Saturday, May 17, 2008

"In exile, Palestinians have been harassed, attacked or chased away. PLO fighters were forced to flee Jordan after an uprising in 1970. Lebanese Christians destroyed the camps of Tel Zaatar and Qarantina in the 1970s, and massacred Palestinians at Sabra and Chatila in 1982. Israelis besieged the PLO in Beirut the same year, sending PLO leaders to secondary exile in Tunis, and the Syrians did the same in Tripoli in 1984. In 1991 300,000 Palestinians, many of them wealthy and long-settled, were hounded from Kuwait after their leaders foolishly praised Saddam Hussein's invasion of the Gulf emirate.

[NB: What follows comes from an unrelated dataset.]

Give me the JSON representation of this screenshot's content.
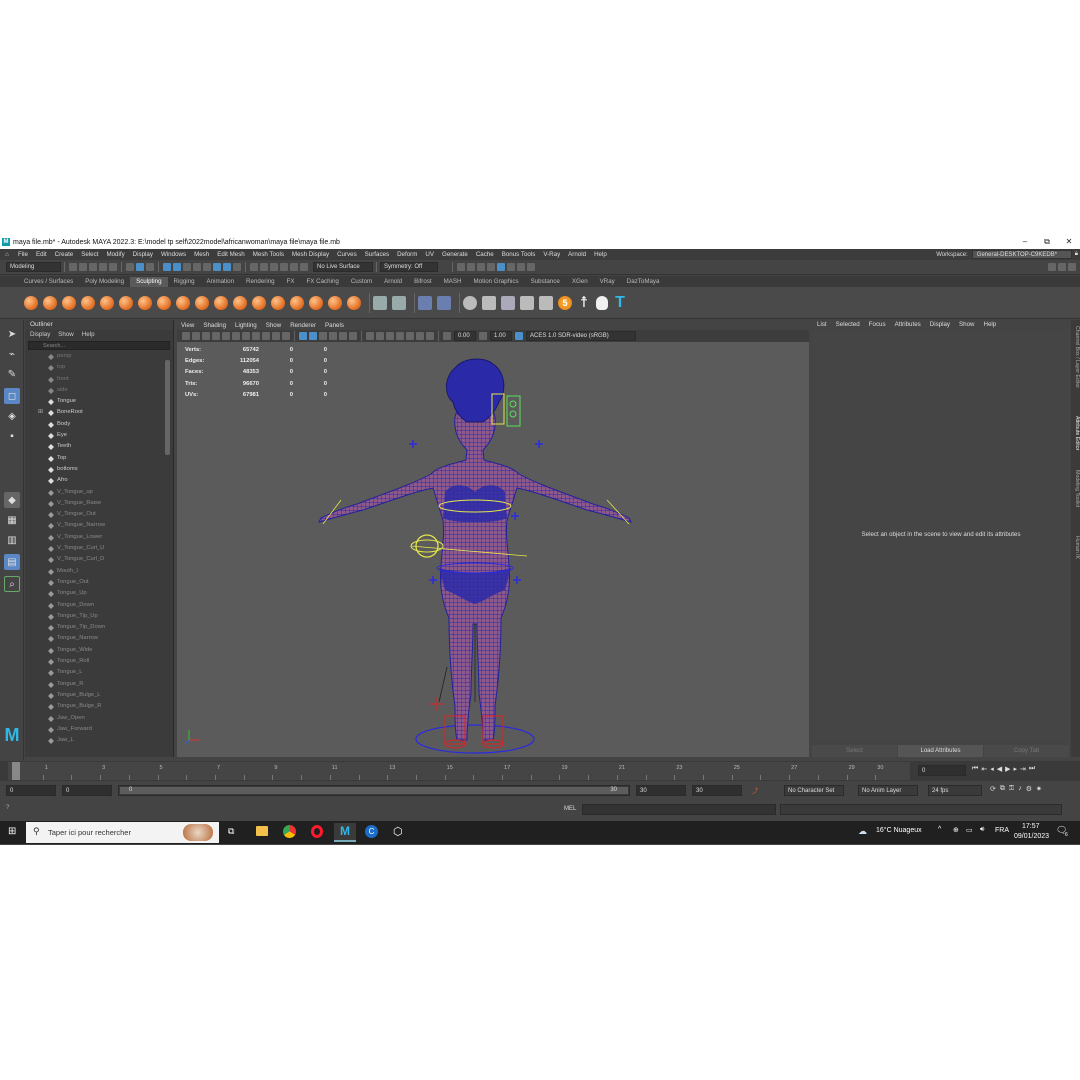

Libya's erratic ruler, Muammar Qaddafi, deported thousands more in the 1990s, saying that since they had signed the Oslo peace accords with Israel, Palestinians should “go home”. Since the invasion of Iraq in 2003, nearly all its 20,000 Palestinians have been forced to the borders, where some still languish in dusty desert camps....But Egyptian authorities are notoriously pernickety. Lana Baydas, a British-educated professor at the American University in Cairo, has waited 18 months for residency papers, during which time she has had to fly 18 times to Syria, the only country she can travel freely to on her Syrian-Palestinian laissez-passer, so as not to outstay her month-long Egyptian “tourist” visas. When she tried to explain the bother to a friend, she says ruefully, the reply was, “Can't you just stop being Palestinian?”...Similarly, Nahr al-Bared's homeless residents are lobbying to ensure that when their camp is rebuilt, it will still be sectioned into districts named for the Galilee villages the original refugees came from."